The art of conversation, you either have it or you don’t.

10 thoughts on “The Art of Conversation

  1. right, pressed send again and I really have very thin fingers, in case you’re wondering. Anyhue, sometimes I have a little fun by stepping up to mailbox in my (very decent of firm flannel) pj’s and cheerful chirp ‘Good morning’…the boys only assembly just stare at the ground than and mumble ‘yeahyeah’ back. If I am really in good mood, I will even ask how there day is going;0)
    But I do love those plants and flowers peeping through your fence!

    • I knew we were kindred spirits! Another thing I like to do (works the best when I am gardening right behind the seat) is to sing along with the music they have playing so loudly on their devices – it often takes a while, but the always hear me 🙂 I have the equivalent of your firm flannel pjs – the dressing gown of power. Thus robed I have referreed fights, consoled broken hearts, and engaged drunken rabelrousers in animated conversation in the interest of lowering decibels. Oh the fun we have 🙂

  2. The observant people waiting at the bus stop must enjoy the results of your endeavours. I hate people who live in their own bubble and never interact with the rest of the world. I am a great picker-up of rubbish and cannot understand the folk who just walk past and over it as if it wasn’t there.

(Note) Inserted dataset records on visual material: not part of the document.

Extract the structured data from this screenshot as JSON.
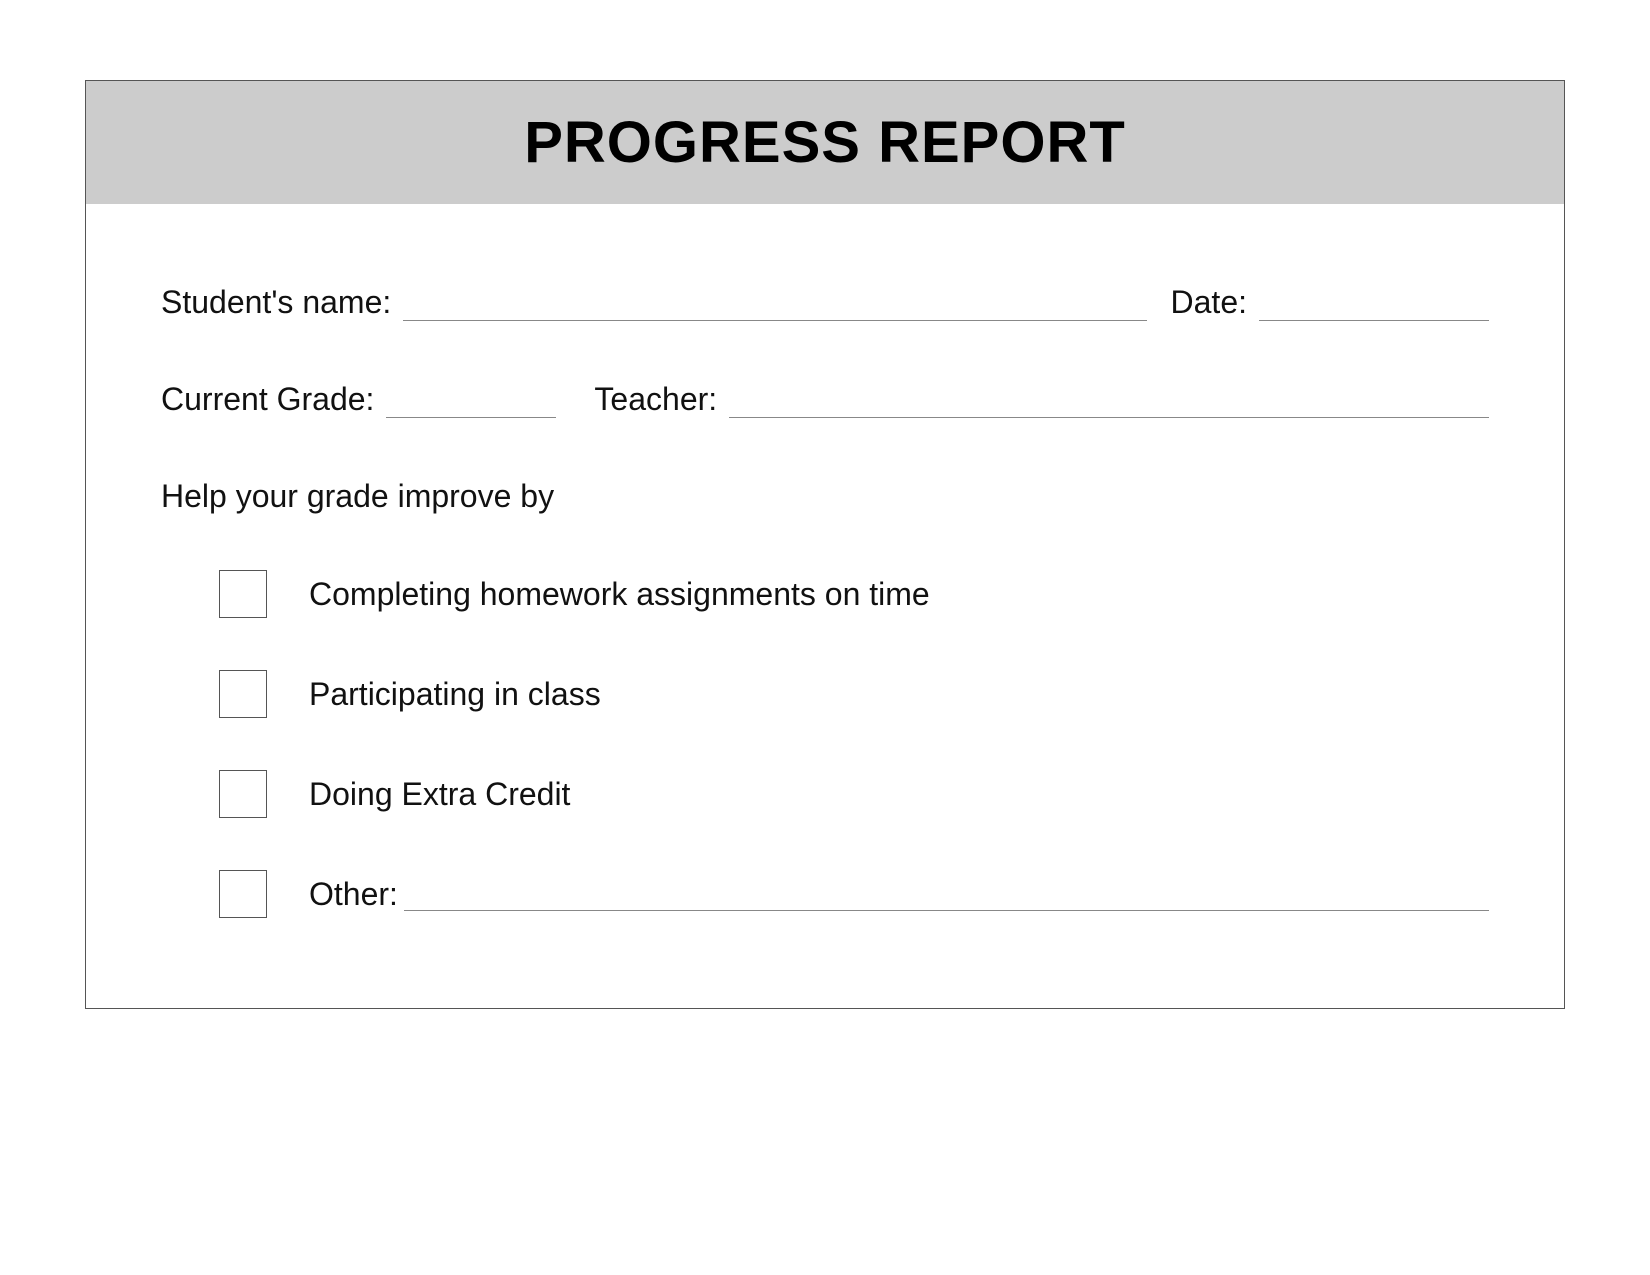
{
  "title": "PROGRESS REPORT",
  "fields": {
    "student_name_label": "Student's name:",
    "date_label": "Date:",
    "current_grade_label": "Current Grade:",
    "teacher_label": "Teacher:",
    "help_label": "Help your grade improve by"
  },
  "checkitems": {
    "item1": "Completing homework assignments on time",
    "item2": "Participating in class",
    "item3": "Doing Extra Credit",
    "item4": "Other:"
  },
  "styling": {
    "header_bg": "#cccccc",
    "title_fontsize": 58,
    "title_weight": 900,
    "body_fontsize": 32,
    "border_color": "#555555",
    "underline_color": "#888888",
    "text_color": "#111111",
    "checkbox_size": 48,
    "font_family": "Verdana"
  }
}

    • It astounds me how insular people can be and yet, should their cellphone ring, they are quite happy to carry on the most intimate of conversations at full volume. The garden is not the most beautiful, consisting of very hardy plants, but they put on a good show and remind people that people care about the space.

  3. I’m constantly being fooled by hubby walking toward the house from the car, home from work, and thinking he is talking to me in a lovely so nice to see you after a long day sort of way, but no…he’s talking to his phone, for which he has an ear piece thingy.

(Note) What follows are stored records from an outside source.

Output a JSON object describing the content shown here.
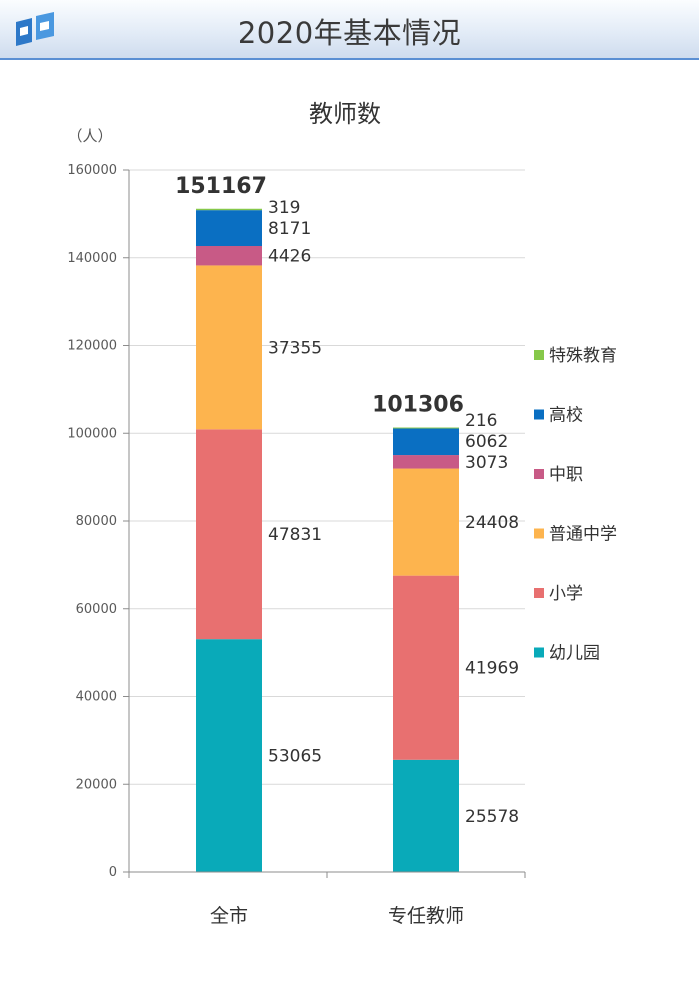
{
  "page_title": "2020年基本情况",
  "chart_data": {
    "type": "bar",
    "stacked": true,
    "title": "教师数",
    "unit_label": "（人）",
    "categories": [
      "全市",
      "专任教师"
    ],
    "series": [
      {
        "name": "幼儿园",
        "color": "#09aab9",
        "values": [
          53065,
          25578
        ]
      },
      {
        "name": "小学",
        "color": "#e87070",
        "values": [
          47831,
          41969
        ]
      },
      {
        "name": "普通中学",
        "color": "#fdb44e",
        "values": [
          37355,
          24408
        ]
      },
      {
        "name": "中职",
        "color": "#c85a86",
        "values": [
          4426,
          3073
        ]
      },
      {
        "name": "高校",
        "color": "#0a6fc2",
        "values": [
          8171,
          6062
        ]
      },
      {
        "name": "特殊教育",
        "color": "#86c84a",
        "values": [
          319,
          216
        ]
      }
    ],
    "totals": [
      151167,
      101306
    ],
    "y_ticks": [
      0,
      20000,
      40000,
      60000,
      80000,
      100000,
      120000,
      140000,
      160000
    ],
    "ylim": [
      0,
      160000
    ],
    "grid": true,
    "legend_position": "right"
  }
}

    I can and do converse with pretty much anybody, and it’s amazing what can come out of seemingly very casual contacts. I wasn’t always so chatty, though. As a teenager, I was incredibly shy (my children do not believe this), completely silent at social functions and would most certainly have avoided any contact with strange people at the bus stop. My grandmother took me in hand and pretty much forcibly trained me in being socially correct (you can just tell from that what level of society she felt herself to belong to), and I have to say that I thank her in my heart daily as a result, much though I hated it at the time. I would not have my job, still less enjoy it, if I was not comfortable chatting with strangers of all walks. I would find waiting rooms very dull, intermissions excruciating, and funerals much worse than they already are. I look forward to my Thursday mornings at the school and the chance to banter with teenagers who have not had breakfast yet (maybe that shows a sadistic side to my nature…), and I can even manage my husband’s office Christmas party without tugging on his sleeve begging to go after an hour.

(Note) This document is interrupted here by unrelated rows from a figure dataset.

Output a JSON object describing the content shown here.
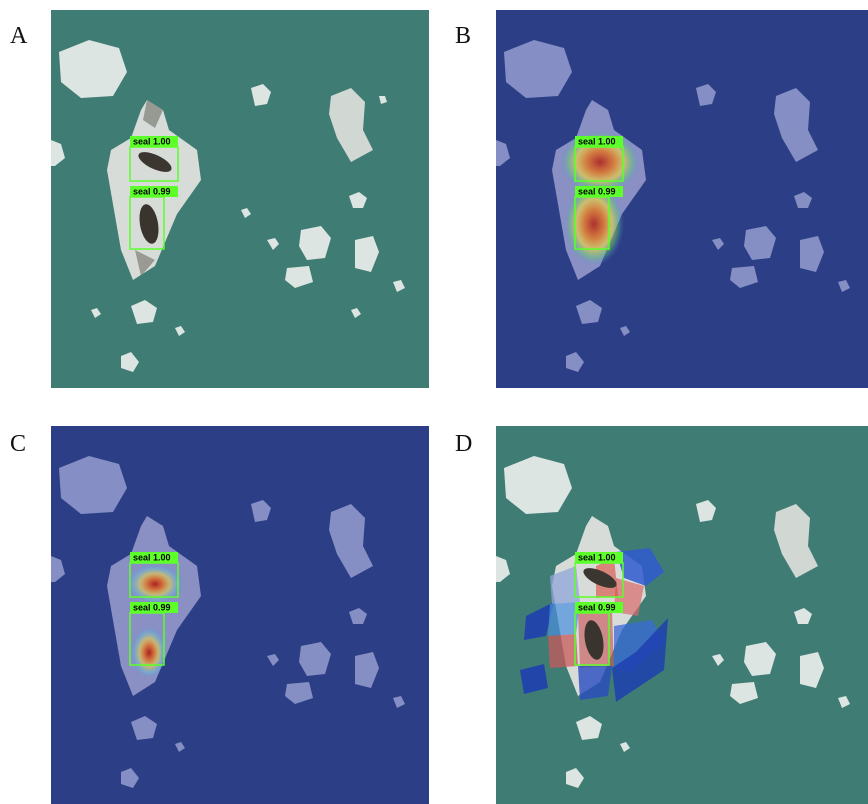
{
  "panels": [
    {
      "label": "A",
      "variant": "original"
    },
    {
      "label": "B",
      "variant": "heatmap-wide"
    },
    {
      "label": "C",
      "variant": "heatmap-focused"
    },
    {
      "label": "D",
      "variant": "segments"
    }
  ],
  "detections": [
    {
      "class": "seal",
      "score": "1.00",
      "text": "seal  1.00"
    },
    {
      "class": "seal",
      "score": "0.99",
      "text": "seal  0.99"
    }
  ],
  "colors": {
    "water": "#3f7d74",
    "water_overlay": "#2a3f86",
    "ice": "#e8ece9",
    "bbox": "#5cff2a",
    "heat_hot": "#c8352a",
    "heat_warm": "#f0c23a",
    "heat_cool": "#4a8fe0",
    "segment_blue": "#1f3fb0",
    "segment_red": "#c85a5a"
  }
}
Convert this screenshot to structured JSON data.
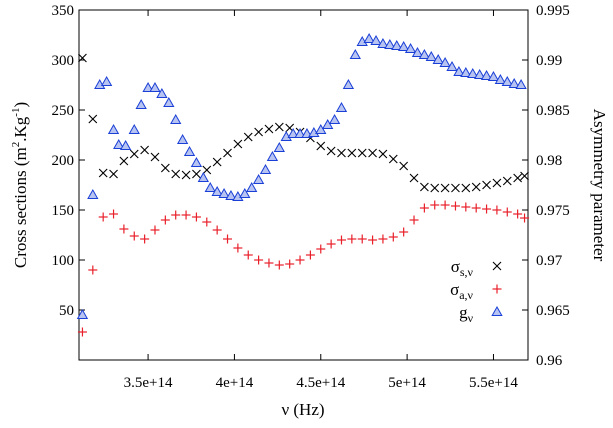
{
  "chart_data": {
    "type": "scatter",
    "xlabel": {
      "main": "ν (Hz)"
    },
    "ylabel_left": {
      "pre": "Cross sections (m",
      "sup1": "2",
      "mid": ".Kg",
      "sup2": "-1",
      "post": ")"
    },
    "ylabel_right": "Asymmetry parameter",
    "xlim": [
      310000000000000.0,
      570000000000000.0
    ],
    "ylim_left": [
      0,
      350
    ],
    "ylim_right": [
      0.96,
      0.995
    ],
    "x_ticks": [
      {
        "value": 350000000000000.0,
        "label": "3.5e+14"
      },
      {
        "value": 400000000000000.0,
        "label": "4e+14"
      },
      {
        "value": 450000000000000.0,
        "label": "4.5e+14"
      },
      {
        "value": 500000000000000.0,
        "label": "5e+14"
      },
      {
        "value": 550000000000000.0,
        "label": "5.5e+14"
      }
    ],
    "y_ticks_left": [
      {
        "value": 0,
        "label": ""
      },
      {
        "value": 50,
        "label": "50"
      },
      {
        "value": 100,
        "label": "100"
      },
      {
        "value": 150,
        "label": "150"
      },
      {
        "value": 200,
        "label": "200"
      },
      {
        "value": 250,
        "label": "250"
      },
      {
        "value": 300,
        "label": "300"
      },
      {
        "value": 350,
        "label": "350"
      }
    ],
    "y_ticks_right": [
      {
        "value": 0.96,
        "label": "0.96"
      },
      {
        "value": 0.965,
        "label": "0.965"
      },
      {
        "value": 0.97,
        "label": "0.97"
      },
      {
        "value": 0.975,
        "label": "0.975"
      },
      {
        "value": 0.98,
        "label": "0.98"
      },
      {
        "value": 0.985,
        "label": "0.985"
      },
      {
        "value": 0.99,
        "label": "0.99"
      },
      {
        "value": 0.995,
        "label": "0.995"
      }
    ],
    "grid": false,
    "legend_position": "bottom-right",
    "series": [
      {
        "key": "sigma_s",
        "legend": {
          "base": "σ",
          "sub": "s,ν"
        },
        "marker": "x",
        "color": "#000000",
        "axis": "left",
        "x": [
          312000000000000.0,
          318000000000000.0,
          324000000000000.0,
          330000000000000.0,
          336000000000000.0,
          342000000000000.0,
          348000000000000.0,
          354000000000000.0,
          360000000000000.0,
          366000000000000.0,
          372000000000000.0,
          378000000000000.0,
          384000000000000.0,
          390000000000000.0,
          396000000000000.0,
          402000000000000.0,
          408000000000000.0,
          414000000000000.0,
          420000000000000.0,
          426000000000000.0,
          432000000000000.0,
          438000000000000.0,
          444000000000000.0,
          450000000000000.0,
          456000000000000.0,
          462000000000000.0,
          468000000000000.0,
          474000000000000.0,
          480000000000000.0,
          486000000000000.0,
          492000000000000.0,
          498000000000000.0,
          504000000000000.0,
          510000000000000.0,
          516000000000000.0,
          522000000000000.0,
          528000000000000.0,
          534000000000000.0,
          540000000000000.0,
          546000000000000.0,
          552000000000000.0,
          558000000000000.0,
          564000000000000.0,
          568000000000000.0
        ],
        "y": [
          302,
          241,
          187,
          186,
          199,
          206,
          210,
          203,
          192,
          186,
          185,
          186,
          190,
          198,
          207,
          216,
          223,
          228,
          231,
          233,
          232,
          228,
          222,
          214,
          209,
          207,
          207,
          207,
          207,
          206,
          201,
          194,
          182,
          173,
          172,
          172,
          172,
          172,
          173,
          175,
          177,
          179,
          182,
          184
        ]
      },
      {
        "key": "sigma_a",
        "legend": {
          "base": "σ",
          "sub": "a,ν"
        },
        "marker": "plus",
        "color": "#e8202a",
        "axis": "left",
        "x": [
          312000000000000.0,
          318000000000000.0,
          324000000000000.0,
          330000000000000.0,
          336000000000000.0,
          342000000000000.0,
          348000000000000.0,
          354000000000000.0,
          360000000000000.0,
          366000000000000.0,
          372000000000000.0,
          378000000000000.0,
          384000000000000.0,
          390000000000000.0,
          396000000000000.0,
          402000000000000.0,
          408000000000000.0,
          414000000000000.0,
          420000000000000.0,
          426000000000000.0,
          432000000000000.0,
          438000000000000.0,
          444000000000000.0,
          450000000000000.0,
          456000000000000.0,
          462000000000000.0,
          468000000000000.0,
          474000000000000.0,
          480000000000000.0,
          486000000000000.0,
          492000000000000.0,
          498000000000000.0,
          504000000000000.0,
          510000000000000.0,
          516000000000000.0,
          522000000000000.0,
          528000000000000.0,
          534000000000000.0,
          540000000000000.0,
          546000000000000.0,
          552000000000000.0,
          558000000000000.0,
          564000000000000.0,
          568000000000000.0
        ],
        "y": [
          28,
          90,
          143,
          146,
          131,
          124,
          121,
          130,
          140,
          145,
          145,
          143,
          138,
          130,
          121,
          112,
          105,
          100,
          97,
          95,
          96,
          100,
          105,
          111,
          116,
          120,
          121,
          121,
          120,
          121,
          123,
          128,
          140,
          152,
          155,
          155,
          154,
          153,
          152,
          151,
          150,
          148,
          146,
          142
        ]
      },
      {
        "key": "g",
        "legend": {
          "base": "g",
          "sub": "ν"
        },
        "marker": "triangle",
        "color": "#1a3fd6",
        "axis": "right",
        "x": [
          312000000000000.0,
          318000000000000.0,
          322000000000000.0,
          326000000000000.0,
          330000000000000.0,
          333000000000000.0,
          337000000000000.0,
          342000000000000.0,
          346000000000000.0,
          350000000000000.0,
          354000000000000.0,
          358000000000000.0,
          362000000000000.0,
          366000000000000.0,
          370000000000000.0,
          374000000000000.0,
          378000000000000.0,
          382000000000000.0,
          386000000000000.0,
          390000000000000.0,
          394000000000000.0,
          398000000000000.0,
          402000000000000.0,
          406000000000000.0,
          410000000000000.0,
          414000000000000.0,
          418000000000000.0,
          422000000000000.0,
          426000000000000.0,
          430000000000000.0,
          434000000000000.0,
          438000000000000.0,
          442000000000000.0,
          446000000000000.0,
          450000000000000.0,
          454000000000000.0,
          458000000000000.0,
          462000000000000.0,
          466000000000000.0,
          470000000000000.0,
          474000000000000.0,
          478000000000000.0,
          482000000000000.0,
          486000000000000.0,
          490000000000000.0,
          494000000000000.0,
          498000000000000.0,
          502000000000000.0,
          506000000000000.0,
          510000000000000.0,
          514000000000000.0,
          518000000000000.0,
          522000000000000.0,
          526000000000000.0,
          530000000000000.0,
          534000000000000.0,
          538000000000000.0,
          542000000000000.0,
          546000000000000.0,
          550000000000000.0,
          554000000000000.0,
          558000000000000.0,
          562000000000000.0,
          566000000000000.0
        ],
        "y": [
          0.9645,
          0.9765,
          0.9875,
          0.9878,
          0.983,
          0.9815,
          0.9814,
          0.983,
          0.9855,
          0.9872,
          0.9872,
          0.9866,
          0.9857,
          0.984,
          0.982,
          0.9808,
          0.9797,
          0.9782,
          0.9772,
          0.9768,
          0.9766,
          0.9764,
          0.9763,
          0.9766,
          0.9772,
          0.978,
          0.979,
          0.9803,
          0.9812,
          0.9823,
          0.9826,
          0.9826,
          0.9826,
          0.9827,
          0.983,
          0.9835,
          0.984,
          0.9852,
          0.9875,
          0.9905,
          0.9918,
          0.9921,
          0.9919,
          0.9916,
          0.9915,
          0.9914,
          0.9913,
          0.9911,
          0.9907,
          0.9905,
          0.9903,
          0.99,
          0.9897,
          0.9893,
          0.9888,
          0.9887,
          0.9886,
          0.9885,
          0.9884,
          0.9883,
          0.988,
          0.9878,
          0.9876,
          0.9875
        ]
      }
    ]
  }
}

    Like your neigbhourliness post of yesterday, I think the art of conversation is not so much about “what’s in it for me”, so much as if it comes from a place of generosity and genuine interest in the other person(doesn’t have to be deep, just genuine), then that’s when conversations can develop into plant exchanges, egg exchanges, bales of straw, playdates, cups of tea and friendship. Those with earbuds and bluetooths lose out in my opinion.

    • I think we had very similar grandmothers 🙂 I too was shy and likewise my kids snort in disbelief when I share this.
      Those ear piece phones…I am constantly being fooled by them.
      I will overlook your “strange people at the bus stop” comment…sigh…:) and nod frenetically in agreement regarding the whole “what’s in it for me”. If I’m being brutally honest, I just love having a good old chinwag.

  4. How nice, it’s become too commonplace today for people to want to keep their heads down and not be bothered, but what a beautiful world it is when we can exchange such simple pleasantries. Thank you for the reminder!

  5. Well done you for keeping the bus stop so nice! I was at a train station the other day and asked a lady sitting on a bench where to catch a certain train, she actually tutted and removed her earphones to reply ” What?” and frowned! I feel her music must’ve been very important that day!